I’m going to keep this short, as I believe the advice I have to share about writing teenage fiction is straightforward: Don’t write for teenagers. Write about them.
It’s been a while since I was one, but we’ve all been there. It’s a time of life that fascinates me. We’re all geared up to make our mark on the world, but ill-equipped with the skills or knowledge. It’s a heady mixture of ambition, naivety, dreams, ideals, passion, self-doubt, recklessness and boundary-testing that defines such years, which I’d sum up as the teen spirit.
It can’t be bottled, but you can put it into words.
Teenagers aren’t a different species, however. They don’t communicate in another language, and if you’re going to get hung up on youth speak or teen trends then step away from the keyboard right now. The fact is young people are intelligent human beings, with thoughts and feelings just like you and me. The only difference is that we’ve been around to become world-weary and cynical while they’re at a formative time in their lives. For better or worse, optimism is a compelling force when it comes to storytelling.

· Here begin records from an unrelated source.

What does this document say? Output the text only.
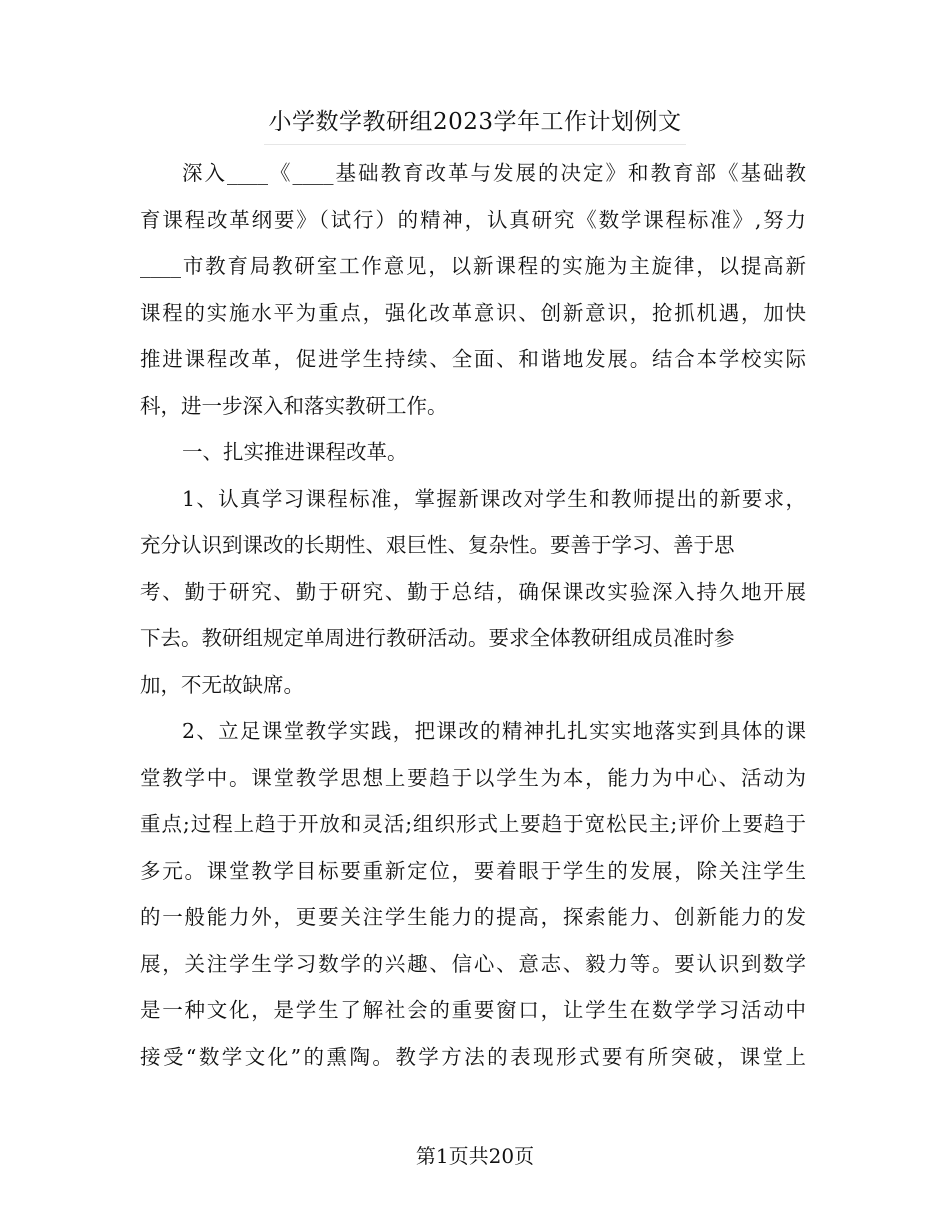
小学数学教研组2023学年工作计划例文
深入____《____基础教育改革与发展的决定》和教育部《基础教
育课程改革纲要》（试行）的精神，认真研究《数学课程标准》,努力
____市教育局教研室工作意见，以新课程的实施为主旋律，以提高新
课程的实施水平为重点，强化改革意识、创新意识，抢抓机遇，加快
推进课程改革，促进学生持续、全面、和谐地发展。结合本学校实际
科，进一步深入和落实教研工作。
一、扎实推进课程改革。
1、认真学习课程标准，掌握新课改对学生和教师提出的新要求，
充分认识到课改的长期性、艰巨性、复杂性。要善于学习、善于思
考、勤于研究、勤于研究、勤于总结，确保课改实验深入持久地开展
下去。教研组规定单周进行教研活动。要求全体教研组成员准时参
加，不无故缺席。
2、立足课堂教学实践，把课改的精神扎扎实实地落实到具体的课
堂教学中。课堂教学思想上要趋于以学生为本，能力为中心、活动为
重点;过程上趋于开放和灵活;组织形式上要趋于宽松民主;评价上要趋于
多元。课堂教学目标要重新定位，要着眼于学生的发展，除关注学生
的一般能力外，更要关注学生能力的提高，探索能力、创新能力的发
展，关注学生学习数学的兴趣、信心、意志、毅力等。要认识到数学
是一种文化，是学生了解社会的重要窗口，让学生在数学学习活动中
接受“数学文化”的熏陶。教学方法的表现形式要有所突破，课堂上
第1页共20页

My books are labelled as teen or young adult fiction. I don’t believe there’s a difference. I also pay the label no attention whatsoever. While I write about young people, I aim to appeal to readers of any age. At the same time, I’m well aware that teen fiction can serve as a mirror for teen readers – enabling them to measure their values against characters in realistic or fantastical situation. That’s fine by me. My job is to connect with as many readers as I can, after all.
At the same time, teenagers are busy people. They fill their leisure time with everything from friends and social networks to TV on demand, films and videogames. If my novels are going to feature in that mix, they need to offer the same appeal. We’re not just talking about superficial immediacy – the literary equivalent of special effects – but engaging narratives with depth and soul; the kind of stories, I think, that continue to resonate long after you’ve left your adolescence behind.